Check that the data is indeed balanced:

PYTHON

y_balanced.mean()

0.5

Check that there is now indeed more data in the training set:

PYTHON

X_balanced.shape

OUTPUT

(1080, 4)

8. Train and evaluate the model trained on a balanced dataset

Now that we have balanced our dataset, we can see whether this improves the performance of our model!

Challenge: Train the model on the balanced dataset

Train the model on the balanced dataset
Evaluate the model by visualizing the results. What do you see?

Show me the solution

PYTHON

_ = model.fit(X_balanced, y_balanced)
_ = ConfusionMatrixDisplay.from_estimator(model, X_test, y_test)

This already looks much better! The predictions are more balanced over the two classes, and are also quite often correct. So balancing the data helped a lot!

9. Use evaluation metrics to evaluate the model

So far we have used a confusion matrix to visually evaluate the model. When proceeding it would be better to use evaluation metrics for this.

Challenge: Evaluation metrics

Evaluate the model using the appropriate evaluation metrics. Hint: the dataset is unbalanced.

Show me the solution

Good evaluation metrics would be precision, recall, and F1-score for the positive class (getting a child in the next 3 years) This of course also makes sense, sense these are the metrics that are used in the benchmark.

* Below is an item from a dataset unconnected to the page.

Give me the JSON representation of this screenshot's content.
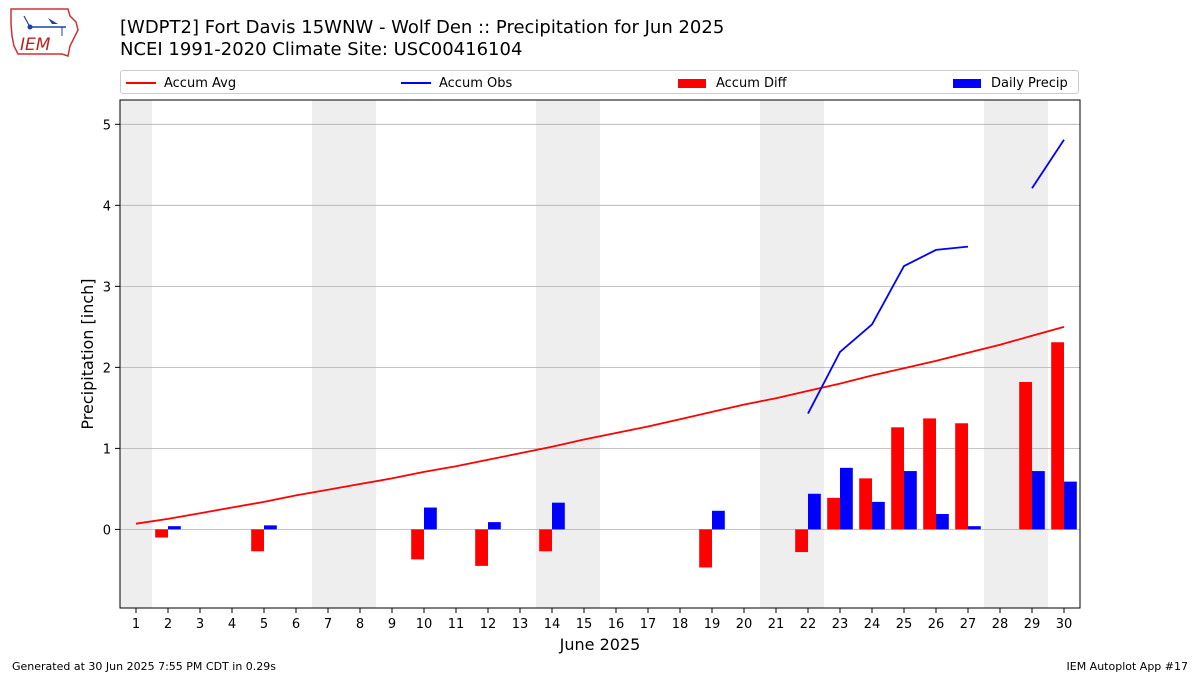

Precision gives us a measure for how many of the households labeled as ‘fertile’ was that a correct prediction. Recall gives us a measure for how many of the households that are actually ‘fertile’ how many we correctly ‘detect’ as being fertile.

F1-score is the harmonic mean of the two.

PYTHON

from sklearn.metrics import precision_recall_fscore_support

y_pred = model.predict(X_test)
p, r, f, _ = precision_recall_fscore_support(y_test, y_pred, average='binary')
print(f'Precision: {p}, recall: {r}, F1-score: {f}')

Precision: 0.2644628099173554, recall: 0.5, F1-score: 0.34594594594594597

Challenge: Test your understanding of precision and recall by computing the scores by hand! You can use the numbers shown in the confusion matrix for this.

10. Adapt, train, evaluate. Adapt, train, evaluate.

Good job! You have now set up a simple, yet effective machine learning pipeline on a real-world problem. Notice that you already went through the machine learning cycle twice. From this point onward it is a matter of adapting your approach, train the model, evaluate the results. Again, and again, and again.

Of course there is still a lot of room for improvement. Every time you evaluate the results, try to come up with a shortlist of things that seem most promising to try out in the next cycle.

Challenge: Improving the model further

What ideas do you have to improve the model further?

Show me the solution

There is no right or wrong, but here are some pointers:

Include more features. You can think of automated feature selection to select features or go through the codebook by hand and select the most promising.
Engineer more features. You could try and create new features yourself, based on the variables in the dataset, or maybe combine a different dataset.
Try out different models.
Come up with a good baseline, to get a feeling for how good the model is performing.
Use hyperparameter tuning to find the best hyperparameters for a model.
Try out different preprocessing approaches
Deal with missing data differently. Try out imputation.